I vow that I'm not going to get riled up when some old-guard newspaper columnist starts trotting out tired tropes about underpants and basements. In this characterization, because I've used numbers in a discussion about a baseball player or team, I'm lower-level-dwelling, unkempt, female-averse cave troll. I'm not going to get insulted about this, because frankly, it isn't true. You might as well call me a wine-addled Polynesian rickshaw enthusiast. This is true of most of the baseball bloggers I've met; they have real jobs and families and live in their own houses. My vow is that I won't get offended at insults that, while aimed at me, miss by a wide mark.
Nor will I get riled up when I read the latest stats-only missive. I like when numbers illuminate something I didn't know, or when a narrowly focused statistic provides support for some hypothesis like: "Danny Valencia is not disciplined enough at the plate, as he's swinging at more balls out of the strike zone than any other player in the American League"; now that's good stuff. But too often you read a post that goes something like, "Danny Valencia is walking less than all but four other third basemen in the league." So? What does that mean? Maybe nobody's thrown him anything other than a strike in a month. Maybe he hasn't walked because he's swung at the first pitch 82 consecutive times. Stats are not the argument, they're the support for the argument, but too many people confuse the two. My vow is to not get involved.
Every year, I get sucked down into the maw of this argument. Every year, I spend hours refuting columnists, or criticizing logic of online writers. This year, I'm staying out of it. This year, I'm going to do what any normal person does: criticize Joe Mauer for having the temerity to get hurt, while thinking of new hurtful things to say about any of the rest of the Twins that happen to be 0-for-2 to begin a game.
On with the links:
*Kevin Love had 51 points last night, a franchise record. As Zach Harper writes at Wolf Among Wolves, it's all part of how the arguments about Love are changing this year.
*Over at Grantland, Brian Phillips writes about the near-tragic on-field heart attack suffered by Fabrice Muamba, and how it made us learn about the man inside the jersey, and how once we did, we needed him to get through it.

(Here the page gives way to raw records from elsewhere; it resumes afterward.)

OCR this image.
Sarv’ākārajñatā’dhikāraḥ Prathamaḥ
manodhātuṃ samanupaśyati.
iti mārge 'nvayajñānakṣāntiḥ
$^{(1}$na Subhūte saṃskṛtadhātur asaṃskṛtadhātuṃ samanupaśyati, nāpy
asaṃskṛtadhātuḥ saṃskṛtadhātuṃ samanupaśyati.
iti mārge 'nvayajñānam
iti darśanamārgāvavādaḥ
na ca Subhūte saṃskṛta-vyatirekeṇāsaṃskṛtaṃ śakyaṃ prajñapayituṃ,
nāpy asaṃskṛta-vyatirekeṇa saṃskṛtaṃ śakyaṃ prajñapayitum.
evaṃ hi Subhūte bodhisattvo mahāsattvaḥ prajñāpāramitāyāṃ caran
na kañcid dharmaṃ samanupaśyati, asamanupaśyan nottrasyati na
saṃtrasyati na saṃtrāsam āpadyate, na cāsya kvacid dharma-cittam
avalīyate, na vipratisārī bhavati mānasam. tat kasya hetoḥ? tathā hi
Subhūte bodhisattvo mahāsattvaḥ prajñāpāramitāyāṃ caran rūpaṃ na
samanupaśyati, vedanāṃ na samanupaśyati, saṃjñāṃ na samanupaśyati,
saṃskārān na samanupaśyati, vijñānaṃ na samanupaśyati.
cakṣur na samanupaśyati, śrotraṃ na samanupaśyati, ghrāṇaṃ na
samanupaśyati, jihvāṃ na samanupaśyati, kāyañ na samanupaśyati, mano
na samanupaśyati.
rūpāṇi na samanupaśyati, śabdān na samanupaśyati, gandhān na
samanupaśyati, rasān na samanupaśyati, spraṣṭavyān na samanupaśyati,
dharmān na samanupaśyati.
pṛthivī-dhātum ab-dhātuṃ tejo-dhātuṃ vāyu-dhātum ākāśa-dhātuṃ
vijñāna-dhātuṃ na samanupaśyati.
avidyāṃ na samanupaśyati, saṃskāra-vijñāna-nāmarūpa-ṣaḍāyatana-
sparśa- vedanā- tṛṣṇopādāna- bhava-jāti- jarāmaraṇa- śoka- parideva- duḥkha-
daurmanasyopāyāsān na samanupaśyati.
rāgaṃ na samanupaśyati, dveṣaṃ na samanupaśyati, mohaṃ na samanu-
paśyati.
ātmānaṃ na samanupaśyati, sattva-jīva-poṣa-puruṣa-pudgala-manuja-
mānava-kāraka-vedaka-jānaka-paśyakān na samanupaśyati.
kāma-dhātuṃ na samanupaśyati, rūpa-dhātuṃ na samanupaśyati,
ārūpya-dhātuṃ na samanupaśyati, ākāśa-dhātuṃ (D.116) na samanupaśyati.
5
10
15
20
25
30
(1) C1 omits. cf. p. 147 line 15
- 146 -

*In Twins news, Twinkie Town's Jesse Lund compares shortstop prospect Brian Dozier to another middle infield prospect who won a job in spring training - Chuck Knoblauch. Meanwhile, it's probably time to start the panic about Justin Morneau, according to Parker Hageman.
*I like when Pat Jordan writes for Deadspin; it's like he's competing to be as grumpy as possible. This week, he profiles Connecticut women's basketball coach Geno Auriemma. [Language warning, per usual].
*And finally: this video of a fourth-grader doing her first ski jump is awesome, if only because I think we can all relate to the sense of terror and the sense of exhilaration she makes plain. And, just for you Joel Pryzbilla fans out there, here's a quote from the big guy, who was at the University of Minnesota for a year and a half: “I went one semester, I don’t even remember. ... I was drunk the whole time.” Ever been so drunk you forgot a year of college?